Se vens a uma terra estranha
curva-te

se este lugar é esquisito
curva-te

se o dia é todo estranheza
submete-te

– és infinitamente mais estranho.

--------

Ode
Orides Fontela

Neste tudo
tudo falta

(neblina)

e nesta
falta: eis
tudo.

--------

"Nem tronco ou
caule. Nem sequer planta
– só a raiz
   é o fruto."


"Só porque
erro
encontro
o que não se
procura

só porque
erro
invento
o labirinto

(...)

só porque
erro
acerto: me
construo."


"em tudo pulsa
e penetra
o clamor
do indomesticável destino."


"Não amo
o espelho: temo-o."


"A tarde em mim se repete
num tempo irreal, decadência
obstinada, onde o
silêncio
nunca é completamente
treva

A tarde em mim se repete
configurando uma distância
irrealizada, evanescência
onde nunca anoitece."


"Cansa-me ser.
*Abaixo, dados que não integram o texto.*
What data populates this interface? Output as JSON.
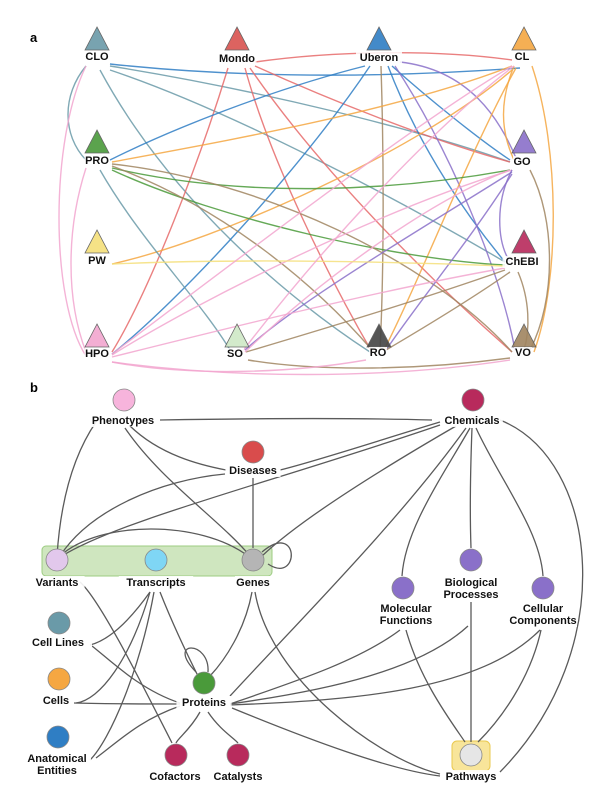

A chaga inumerável
de mim cintila; sem palavras, úmida
fonte rubra do ser, anseio e tédio
de prosseguir, inabitada, viva."



Presentes no livro de poemas "Rosácea" (1986), presente na coletânea "Poesia completa" (Hedra, 2015), de Orides Fontela, páginas 230, 249, 221, 222 e 260, respectivamente, além dos trechos dos poemas "Origem" (p. 283), "Errância" (p. 223), "As coisas selvagens" (p. 235), "O espelho" (p. 238), "Duas odes (antigas)" (p. 285) e "um soneto sem título" (p. 293), presentes na coletânea.